Al igual que la demora de cuatro años establecida para la reducción del nivel de arsénico en el agua, las órdenes de Clinton respecto de las emisiones tóxicas especificaban que éstas no debían reducirse de inmediato. A mediados de noviembre, presintiendo la debacle electoral, anunció la estricta reducción de cuatro gases invernadero, entre los que se incluía el dióxido de carbono. Bonitas palabras, pero si uno iba más allá descubría que los nuevos niveles no entrarían en vigor hasta el año 2010. La guinda fue la introducción de una cláusula que impedía que se estableciese una nueva normativa durante los siguientes quince años.

La lista sigue. Clinton no hizo nada acerca del síndrome del túnel carpiano que afecta a los usuarios de teclados. La noche del 19 de enero, poco antes del fin de su carrera presidencial y mientras se dedicaba a perdonar a cuatro millonarios, decidió hacer algo por esas mujeres que se pasan todo el día sentadas ante el teclado y cuyas manos lisiadas acudieron a votarlo dos veces para convertirlo en presidente.

Amigos, les está engañando un puñado de «progres» de oficio que no movió un dedo en ocho años para deshacer estos entuertos. Y ahora no pueden dejar de atacar a Ralph Nader, que ha dedicado su vida a todas y cada una de estas causas. Qué cara más dura. Culpan a Nader de la victoria de Bush. Yo los culpo a ellos por haberse convertido en el mismo Bush. Maman de la misma tetina financiera, apoyando acuerdos como el Tratado de Libre Comercio de América del Norte, que, según el Sierra Club, ha duplicado la contaminación a lo largo de la frontera mexicana gracias a las fábricas estadounidenses que se trasladaron allí.

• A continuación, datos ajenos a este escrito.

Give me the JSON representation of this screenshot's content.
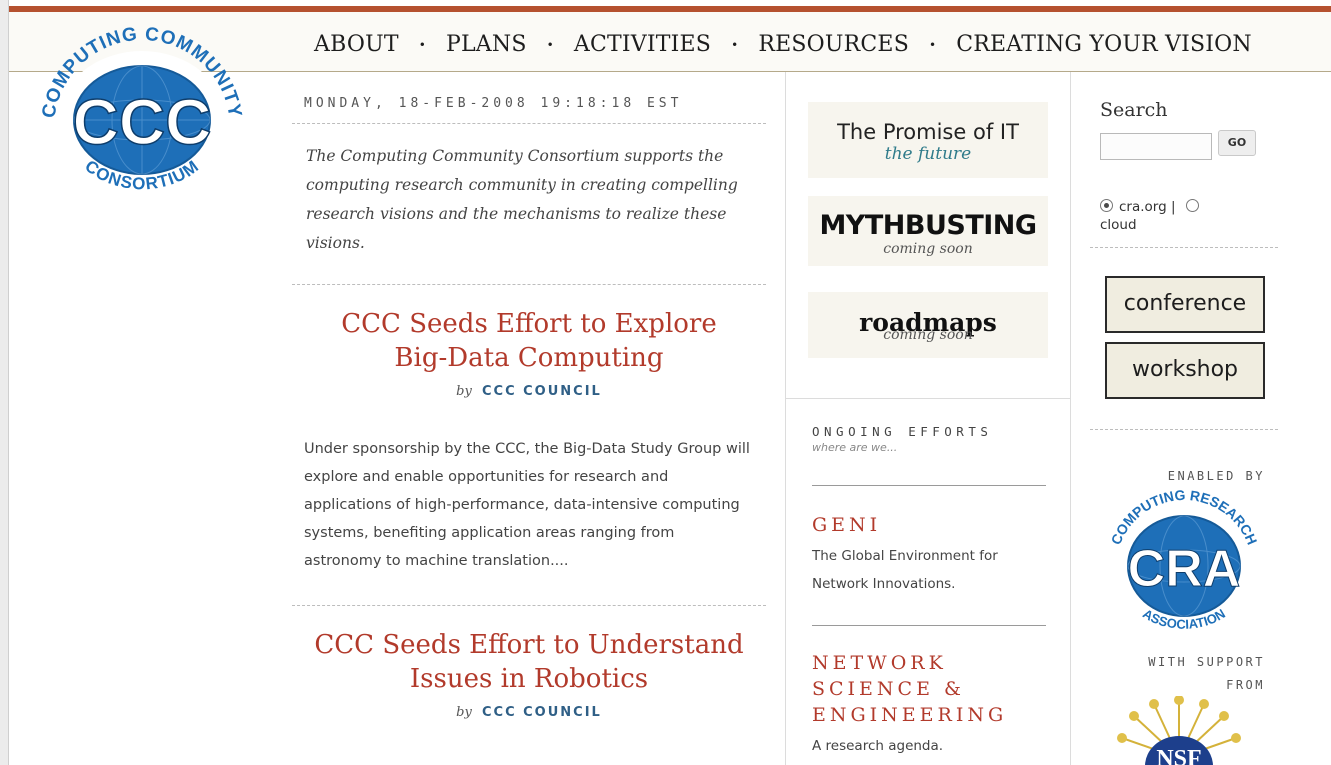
{
  "logo": {
    "top_text": "COMPUTING COMMUNITY",
    "center_text": "CCC",
    "bottom_text": "CONSORTIUM",
    "color": "#1e6fb8"
  },
  "nav": {
    "items": [
      "ABOUT",
      "PLANS",
      "ACTIVITIES",
      "RESOURCES",
      "CREATING YOUR VISION"
    ],
    "separator": "•"
  },
  "main": {
    "date": "MONDAY, 18-FEB-2008 19:18:18 EST",
    "intro": "The Computing Community Consortium supports the computing research community in creating compelling research visions and the mechanisms to realize these visions.",
    "articles": [
      {
        "title_line1": "CCC Seeds Effort to Explore",
        "title_line2": "Big-Data Computing",
        "by": "by",
        "author": "CCC COUNCIL",
        "summary": "Under sponsorship by the CCC, the Big-Data Study Group will explore and enable opportunities for research and applications of high-performance, data-intensive computing systems, benefiting application areas ranging from astronomy to machine translation...."
      },
      {
        "title_line1": "CCC Seeds Effort to Understand",
        "title_line2": "Issues in Robotics",
        "by": "by",
        "author": "CCC COUNCIL"
      }
    ]
  },
  "promos": {
    "promise_title": "The Promise of IT",
    "promise_sub": "the future",
    "mythbusting_title": "MYTHBUSTING",
    "mythbusting_sub": "coming soon",
    "roadmaps_title": "roadmaps",
    "roadmaps_sub": "coming soon"
  },
  "ongoing": {
    "heading": "ONGOING EFFORTS",
    "subheading": "where are we...",
    "efforts": [
      {
        "title": "GENI",
        "desc": "The Global Environment for Network Innovations."
      },
      {
        "title_lines": [
          "NETWORK",
          "SCIENCE &",
          "ENGINEERING"
        ],
        "desc": "A research agenda."
      }
    ]
  },
  "search": {
    "label": "Search",
    "value": "",
    "go_label": "GO",
    "option_1": "cra.org |",
    "option_2": "cloud",
    "selected": "cra.org"
  },
  "buttons": {
    "conference": "conference",
    "workshop": "workshop"
  },
  "sponsors": {
    "enabled_by": "ENABLED BY",
    "cra_top_text": "COMPUTING RESEARCH",
    "cra_center_text": "CRA",
    "cra_bottom_text": "ASSOCIATION",
    "support_line1": "WITH SUPPORT",
    "support_line2": "FROM",
    "nsf_text": "NSF"
  },
  "colors": {
    "accent_red": "#b23a2b",
    "byline_blue": "#2f5f86",
    "top_stripe": "#b5512f",
    "logo_blue": "#1e6fb8"
  }
}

Si Clinton hubiera hecho aquello por lo que lo votamos en 1992, no nos encontraríamos con estos problemas. Habría bastado con que en su primer día de ejercicio ordenara la reducción de los niveles de arsénico en el agua potable para que los americanos bebiésemos agua más limpia y sana durante los últimos ocho años. Dado el caso, habría sido imposible para Bush decir: «Queridos conciudadanos, ya llevan demasiado tiempo bebiendo agua limpia y es hora de regresar a los tragos de arsénico para todos.» No se hubiera atrevido a dar marcha atrás. Pero dado que Clinton esperó hasta el último minuto para hacer lo que debía, su decisión no contó con apoyo político ni popular y Bush lo tuvo extremadamente fácil para revocarla. Dio por sentado que nadie iba a echar de menos algo de lo que jamás había gozado.

Pero Bush había olvidado algo: la mayoría de nosotros ni siquiera sabía que, bajo el gobierno de Clinton, estaba bebiendo agua con los mismos niveles de arsénico que en 1942. Como Bush quiso darse aires en su primer día al cargo invalidando las decisiones de Clinton, todos nos enteramos de que nuestra agua estaba contaminada. Y ahora, debemos formular esta dolorosa pregunta: habida cuenta de que nunca conocimos ni denunciamos los elevados niveles de arsénico que padecíamos durante la legislatura de Clinton, ¿cree que Gore se hubiera molestado en resolver el asunto? ¿Por qué iba a hacer una cosa así? El pueblo nunca supo nada al respecto ni se quejó a la Casa Blanca. Además, las industrias responsables de buena parte de ese arsénico forman parte del entramado que financió la campaña de Gore. Por más que repaso todas sus declaraciones preelectorales, no he hallado una sola mención del problema.

Seamos francos: el mentado nivel de arsénico disminuirá únicamente a causa de la metedura de pata de Bush. El asunto pasó a sumarse al cúmulo de preocupaciones de los ciudadanos y allí se quedó. Hay diecinueve congresistas republicanos que, al calor del debate y deseosos de aprovechar la oportunidad de cara al publico, se han unido a los demócratas en la batalla contra el arsénico de modo que todos nosotros acabaremos bebiendo agua más limpia y segura. Estos diecinueve republicanos, junto a los demócratas, aprobaron un proyecto de ley que no sólo prohíbe a Bush revocar la orden de Clinton sino que lo insta a reducir aún más los niveles de arsénico. Clinton no lo hizo y —créanme—Gore tampoco lo habría hecho. Es triste decirlo, pero tener un pardillo en la Casa Blanca en lugar de un listillo fue lo que cambió las cosas.